Bonus: Should history classes wade into the more sordid elements of our past, and if so, how far? In Georgia, a teacher is likely to be disciplined because she allowed four students to dress in KKK robes to film a video production of history re-enactments. The parents of an African American student objected. “You cannot discuss racism without discussing the Klan,” she told the Atlanta Journal Constitution. “To do so would be to condone their actions.”

Need more to think about?

The North Dakota policy on vanity license plates — the Fargo Forum says — puts a number of specific limitations on personal plates. For example, swear words and vulgarity, references to illegal drugs or activity, and racial or ethnic slurs are off-limits, as is a word or term that is “patently offensive or contemptuous, prejudicial, or incites lust, depravity, or hostility.”

So why can’t Brian Magee get the one he wants: ISNOGOD? Should he?

TODAY’S QUESTION

Officials have acknowledged that the government may have to take over the effort to plug the oil leak in the Gulf of Mexico. Whose job should it be to stop the Gulf oil spill?

WHAT WE’RE DOING

Midmorning (9-11 a.m.) – First hour: The culture of unaccountability. President Obama denounced the “ridiculous spectacle” of BP executives trying to shift the blame for the Gulf oil spill, but there are many examples of CEOs and politicians failing to take accountability for their actions. Have we created a culture where it’s acceptable for no one to take the blame?

Second hour: New archeological evidence has revealed more information on what happened during the Battle at the Little Bighorn. Author Nathaniel Philbrick’s latest book details what we now know about how General George Custer died and why in some ways the battle marked Sitting Bull’s last stand as well.

Midday (11 a.m. – 1 p.m.) – First hour: Congressman Jim Oberstar on the government and private sector response to the BP oil spill.

Second hour: President Obama’s commencement speech given this weekend at the U.S. Military Academy at West Point.

Talk of the Nation (1-3 p.m.) – First hour: An evaluation of President Obama’s response to the gulf oil disaster.

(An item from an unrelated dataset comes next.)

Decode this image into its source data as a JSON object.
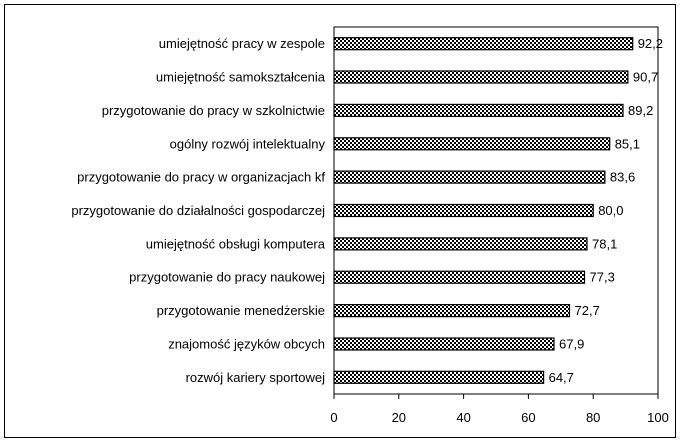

Second hour: The story of the summer of 2001 – centered on the disappearance of a young Washington intern named Chandra Levy — the married congressman she was having an a affair with, and the media circus that erupted. A true story of bad politicians, worse policing, and a Pulitzer Prize winning investigative team.

All Things Considered (3-6:30 p.m.) – Fox 9’s Robyn Robinson is scheduled to talk to Tom Crann this evening about the end of her Twin Cities news career. But it’s likely we’ll hear more about her possible candidacy for lieutenant governor of Minnesota.

MPR’s Annie Baxter will have an installment of the jobs series, looking at how people are making transitions to new careers.

NPR will have a story of rebirth in New Orleans that involves a Swedish import. The life of musician Anders Osborne echoes the renaissance of that ravaged city.